• Covid: Ema, review on AstraZeneca monoclonals

  • Ema: no evidence on second dose thrombosis risks AstraZeneca

  • Ema, the AstraZeneca vaccine is valid for everyone

  • Vaccinated with AstraZeneca, 54 years old dies of thrombosis.

    Power of attorney will acquire medical records

  • The CTS towards the recommendation of the AstraZeneca vaccine to the over 60s, but the crux of the recall remains

  • Australia, woman dies of thrombosis: vaccinated with Astrazeneca

  • Vaccine, Aifa: "Second dose AstraZeneca is safe"

Share

02 December 2021 A team of scientists in Wales and the US believe they have found "the trigger" of the extremely rare blood clots after the administration of the Astrazeneca vaccine.



The team, according to reports from the BBC, has shown in detail how a protein in the blood is attracted to a key component of the vaccine devised in Oxford, triggering a chain reaction that involves the immune system and which can culminate in dangerous clots.



Alan Parker, one of the

Cardiff University

researchers

, told the BBC: "What we have is the trigger, but there are a lot of steps that have to happen next."



The study was published in the journal Science Advances. "Although the research is not definitive, it offers interesting insights and AstraZeneca is exploring ways to exploit these findings as part of our efforts to remove this extremely rare side effect," explained a spokesman for the Anglo-Swedish pharmaceutical company.



L '

University of Oxford

however declined to comment on the research. According to AstraZeneca, its vaccine has saved more than a million lives worldwide and prevented 50 million Covid cases. But in the wake of cases of blood clots, albeit rare, the use of this type of vaccine around the world has been reduced, and vaccines using more modern technology are now used for boosters, with the Mrna messenger.
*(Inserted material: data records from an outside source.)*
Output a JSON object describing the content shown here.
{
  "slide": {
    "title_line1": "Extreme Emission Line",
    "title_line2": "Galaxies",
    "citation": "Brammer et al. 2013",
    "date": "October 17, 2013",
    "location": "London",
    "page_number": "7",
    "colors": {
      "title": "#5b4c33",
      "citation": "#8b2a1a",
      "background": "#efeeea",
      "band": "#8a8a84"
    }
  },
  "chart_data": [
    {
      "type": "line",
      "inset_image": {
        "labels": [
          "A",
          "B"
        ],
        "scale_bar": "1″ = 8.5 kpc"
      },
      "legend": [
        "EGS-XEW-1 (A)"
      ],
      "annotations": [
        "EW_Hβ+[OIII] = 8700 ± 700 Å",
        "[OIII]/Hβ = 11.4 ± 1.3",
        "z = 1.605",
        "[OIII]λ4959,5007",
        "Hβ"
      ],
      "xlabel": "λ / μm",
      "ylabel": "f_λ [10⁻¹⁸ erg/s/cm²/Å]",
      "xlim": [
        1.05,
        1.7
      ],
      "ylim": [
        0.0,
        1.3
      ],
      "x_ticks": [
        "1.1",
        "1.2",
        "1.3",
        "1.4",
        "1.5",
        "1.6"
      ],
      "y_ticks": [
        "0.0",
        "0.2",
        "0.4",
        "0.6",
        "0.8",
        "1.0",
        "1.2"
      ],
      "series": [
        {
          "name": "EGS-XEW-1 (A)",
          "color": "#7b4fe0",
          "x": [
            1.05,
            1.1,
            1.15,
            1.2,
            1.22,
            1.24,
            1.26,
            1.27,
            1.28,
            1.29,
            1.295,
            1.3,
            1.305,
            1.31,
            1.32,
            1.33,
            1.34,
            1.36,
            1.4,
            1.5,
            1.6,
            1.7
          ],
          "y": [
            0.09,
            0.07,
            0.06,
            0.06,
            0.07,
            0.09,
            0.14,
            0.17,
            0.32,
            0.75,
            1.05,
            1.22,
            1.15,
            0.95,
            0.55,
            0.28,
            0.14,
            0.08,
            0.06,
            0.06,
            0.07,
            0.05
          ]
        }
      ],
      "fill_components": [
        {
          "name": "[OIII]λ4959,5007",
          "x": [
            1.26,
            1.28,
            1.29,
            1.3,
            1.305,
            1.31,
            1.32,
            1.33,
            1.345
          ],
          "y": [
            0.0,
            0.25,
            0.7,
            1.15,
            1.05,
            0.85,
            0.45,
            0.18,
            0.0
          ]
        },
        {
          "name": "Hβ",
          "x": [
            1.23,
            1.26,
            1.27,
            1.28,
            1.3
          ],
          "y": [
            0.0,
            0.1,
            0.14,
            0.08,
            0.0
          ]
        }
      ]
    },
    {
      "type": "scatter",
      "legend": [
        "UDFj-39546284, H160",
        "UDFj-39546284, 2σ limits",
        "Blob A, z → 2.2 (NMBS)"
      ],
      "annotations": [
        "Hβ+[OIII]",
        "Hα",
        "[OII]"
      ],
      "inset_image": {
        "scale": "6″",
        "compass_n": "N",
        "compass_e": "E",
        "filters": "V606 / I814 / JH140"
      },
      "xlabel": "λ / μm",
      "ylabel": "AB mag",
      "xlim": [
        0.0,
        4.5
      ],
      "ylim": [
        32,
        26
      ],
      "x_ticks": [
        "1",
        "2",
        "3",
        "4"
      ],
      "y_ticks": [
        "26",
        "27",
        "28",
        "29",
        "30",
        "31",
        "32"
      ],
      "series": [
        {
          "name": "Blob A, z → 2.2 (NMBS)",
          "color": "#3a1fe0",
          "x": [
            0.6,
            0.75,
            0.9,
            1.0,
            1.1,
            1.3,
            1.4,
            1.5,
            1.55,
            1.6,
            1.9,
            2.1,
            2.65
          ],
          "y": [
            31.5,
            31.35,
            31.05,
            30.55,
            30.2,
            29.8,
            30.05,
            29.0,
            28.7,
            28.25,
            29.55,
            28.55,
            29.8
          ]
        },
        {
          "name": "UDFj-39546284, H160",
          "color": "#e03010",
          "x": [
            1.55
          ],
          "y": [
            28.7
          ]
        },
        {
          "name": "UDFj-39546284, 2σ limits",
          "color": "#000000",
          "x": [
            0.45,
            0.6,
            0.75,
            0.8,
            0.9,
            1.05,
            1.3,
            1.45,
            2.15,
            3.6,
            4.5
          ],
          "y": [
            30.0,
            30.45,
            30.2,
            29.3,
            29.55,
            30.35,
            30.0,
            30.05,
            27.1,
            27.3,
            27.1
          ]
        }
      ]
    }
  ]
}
A spokesperson for AstraZeneca stressed that thrombosis cases occur more frequently if one is infected with Covid than the Anglo-Swedish serum vaccine and that the reasons for these events have not yet been established. Research published in the scientific journal

Science Advances

reveals that the outer part of adenovirus, the viral vector used in the AstraZeneca Covid vaccine, attracts the platelet factor four protein like a magnet.
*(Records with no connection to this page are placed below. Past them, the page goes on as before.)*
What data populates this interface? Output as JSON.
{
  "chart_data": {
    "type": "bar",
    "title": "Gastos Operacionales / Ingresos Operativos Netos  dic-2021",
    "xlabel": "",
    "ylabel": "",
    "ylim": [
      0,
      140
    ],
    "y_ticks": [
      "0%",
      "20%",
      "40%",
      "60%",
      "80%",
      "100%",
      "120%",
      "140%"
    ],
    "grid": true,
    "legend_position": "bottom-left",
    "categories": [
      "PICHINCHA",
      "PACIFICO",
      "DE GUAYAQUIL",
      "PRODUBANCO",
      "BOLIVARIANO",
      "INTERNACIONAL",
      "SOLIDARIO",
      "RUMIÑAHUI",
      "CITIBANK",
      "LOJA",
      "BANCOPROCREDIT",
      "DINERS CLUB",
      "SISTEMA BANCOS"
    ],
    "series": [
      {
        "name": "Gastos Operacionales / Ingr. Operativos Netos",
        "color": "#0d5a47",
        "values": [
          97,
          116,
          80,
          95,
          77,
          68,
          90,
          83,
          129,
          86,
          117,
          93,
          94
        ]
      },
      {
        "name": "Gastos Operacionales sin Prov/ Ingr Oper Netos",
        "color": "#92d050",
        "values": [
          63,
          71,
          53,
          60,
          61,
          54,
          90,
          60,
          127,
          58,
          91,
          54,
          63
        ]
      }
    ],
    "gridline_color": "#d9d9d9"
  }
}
To detect this reaction, the scientists used a technique called a

cryo-electron microscope

which allows to have images of the adenovirus at the molecular level.

Professor Alan Parker, one of the Cardiff University researchers told BBC that it is a difference in magnetic potential between the adenovirus which "has a strongly negative surface and the reversed factor four of the extremely positive platelets" that triggers the reaction. .

"What we have is the trigger, but there are many other factors that come after."